Paul Lister’s review published on Letterboxd:
"Well, this is not a boat accident! And it wasn't any propeller; and it wasn't any coral reef; and it wasn't Jack the Ripper! It was a shark."
'Jaws' is a film of colossal importance and impact on the American film industry and audiences a like! The film is widely considered as the first ever summer blockbuster, or at least the film that gave birth to this thrillingly and financially profitable form of film making. Of course 'Jaws' isn't a blockbuster throwing money at the screen in order to earn more back, it is a thrill ride that favours character and story, something the films and film makers inspired by the film have often forgotten about.
Essentially away from thrilling set pieces the film is basically about fear. The film is so successful with audiences because it plays on fear. The thought of a deadly predator staking the waters frightened some people so much that they themselves had a fear of getting in the water. Of course these people entirely missed the point as the film is really about confronting your fears in order to overcome them. In the film our lead protagonist is Martin Brody (Roy Scheider), the new police chief of Amity Island, an island which relies on tourists flocking to its beaches and swimming in its waters. The only thing is, Brody has a fear of water! On the over side of it, the 'colourful' seaman Quint (Robert Shaw) delivers a speech later in the film that informs his character so much and again plays on the idea of confronting fear. In the speech, Quint let's his guard down to Brody and marine biologist Matt Hooper (Richard Dreyfuss). He tells of his time on the Indianapolis, the ship that delivered the Hiroshima bomb that would cause so much devastation. His tales tells of it's sinking and the thousands of men capsized in the ocean, surrounded by sharks. He tells of the way in which the men would try and fend off the sharks, sometimes successful and sometimes not, and he tells of how frightened he was, "Waitin' for my turn." It is for me one of the absolute highlights of the film and so absolutely brilliantly delivered by Robert Shaw. At the end of the film Brody says, "I used to be afraid of the water" after confronting and overcoming the scariest and most dangerous creature that water has to offer. What else could he possibly be scared of now?

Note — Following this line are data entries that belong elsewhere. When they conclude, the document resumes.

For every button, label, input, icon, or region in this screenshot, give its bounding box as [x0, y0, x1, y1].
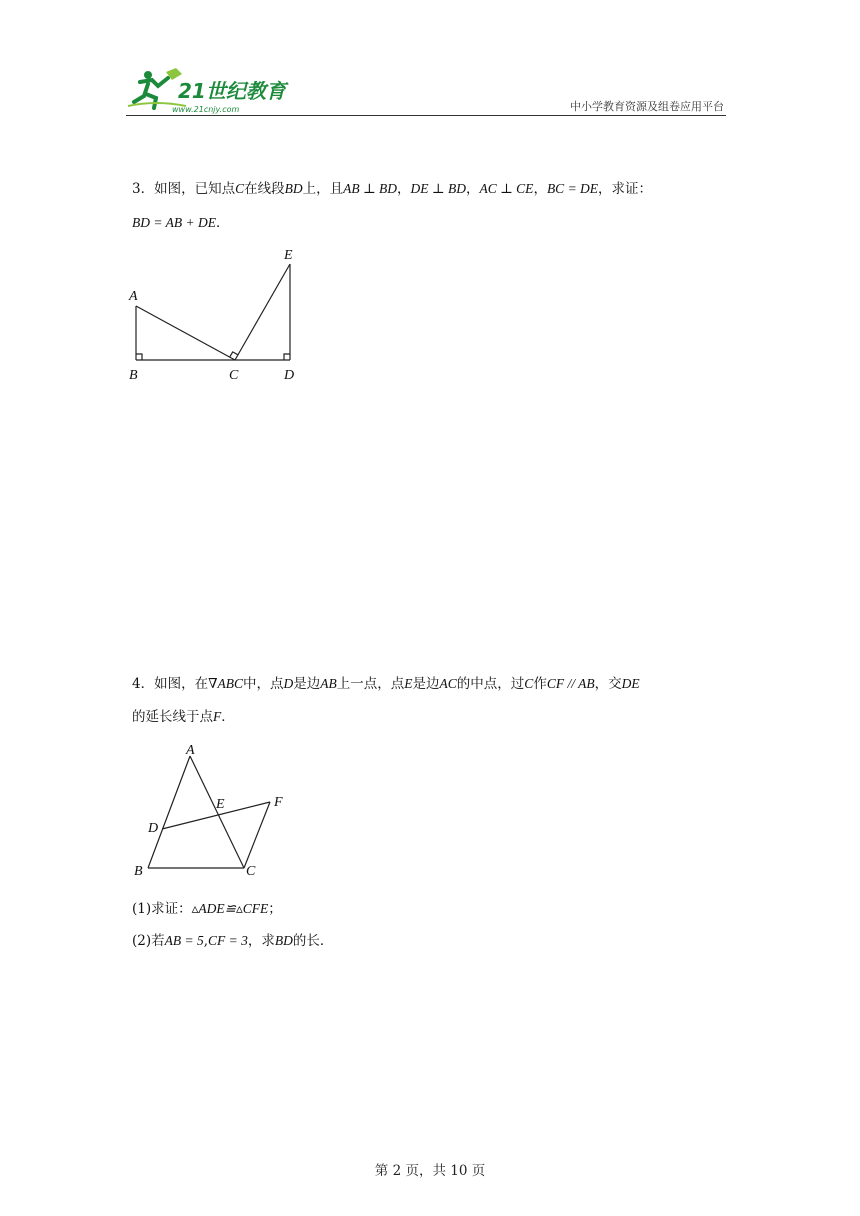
segment-ac — [136, 306, 235, 360]
label-c: C — [246, 864, 256, 879]
logo-text: 21世纪教育 — [178, 79, 286, 103]
platform-name: 中小学教育资源及组卷应用平台 — [570, 100, 724, 113]
label-e: E — [284, 248, 293, 263]
q3-number: 3． — [132, 181, 155, 197]
label-c: C — [229, 368, 239, 383]
label-b: B — [134, 864, 143, 879]
label-e: E — [216, 797, 225, 812]
right-angle-b — [136, 354, 142, 360]
segment-ac — [190, 756, 244, 868]
q4-line-1: 4．如图，在∇ABC中，点D是边AB上一点，点E是边AC的中点，过C作CF // AB，交DE — [132, 676, 640, 692]
label-d: D — [284, 368, 295, 383]
logo-url: www.21cnjy.com — [172, 105, 240, 114]
q4-part-1: (1)求证：▵ADE≌▵CFE； — [132, 901, 282, 917]
q3-line-2: BD = AB + DE． — [132, 215, 230, 231]
page-header — [126, 66, 726, 116]
q3-figure — [125, 244, 315, 386]
label-a: A — [186, 743, 195, 758]
label-d: D — [148, 821, 159, 836]
page-footer: 第 2 页，共 10 页 — [374, 1163, 486, 1179]
header-rule — [126, 115, 726, 116]
q3-line-1: 3．如图，已知点C在线段BD上，且AB ⊥ BD，DE ⊥ BD，AC ⊥ CE，BC = DE，求证： — [132, 181, 653, 197]
right-angle-d — [284, 354, 290, 360]
segment-cf — [244, 802, 270, 868]
segment-ce — [235, 264, 290, 360]
q4-number: 4． — [132, 676, 155, 692]
label-b: B — [129, 368, 138, 383]
q4-part-2: (2)若AB = 5,CF = 3，求BD的长． — [132, 933, 334, 949]
segment-ab — [148, 756, 190, 868]
q4-figure — [128, 738, 298, 884]
label-f: F — [274, 795, 283, 810]
label-a: A — [129, 289, 138, 304]
logo-21cnjy — [126, 66, 296, 114]
q4-line-2: 的延长线于点F． — [132, 709, 235, 725]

Scheider, Dreyfuss and Shaw are all brilliant in the film. Shaw is undoubtedly the pick of the three, especially with that speech but I have always had a soft spot for Scheider and Dreyfuss. Dreyfuss particularly is brilliant here, I love his reactions to Quint, the way he pulls his face like the Brody's kid does in an earlier scene. Of course though this trio of actors are not the only stars of 'Jaws'. The biggest star of the film is John Williams, of more specifically his heart beat mimicking score. The tension and fear is so greatly increased with this music and in essence the music creates the character of the shark which remains unseen for the majority of the film, a classic example of leaving it to the imagination. Of course the shark itself does infamously appear and it is a big mechanical monster which we forgive because the film has already captured our imagination so much that we are completely embroiled in the story, we suspend of disbelief. Admittedly the shark is used sparingly enough that we are still able to do this but John Williams score is still the real shark in he film.
In essence there really isn't anything I can add to what has already been said about this legendary film. It is so brilliantly made, so structurally sound, terrifying, thrilling, well acted, brilliantly shot, iconic and influential beyond belief. The way it changed Hollywood has a number of negative connotations that the film itself cannot be held accountably for though. The financial success of the film really set up the whole summer blockbuster craze which is so engrained in the film industry today. This craze ultimately took a lot of these big summer pictures and made them money making projects and a business decision rather than a film that is entrenched in strong storytelling and character. But it is needless to go any further into that side of things because the long and short of it is that 'Jaws' is a masterpiece, one of the great American pictures from a man who would go on to practically rule Hollywood and set the standard for blockbuster film making, Steven Spielberg. Enough said.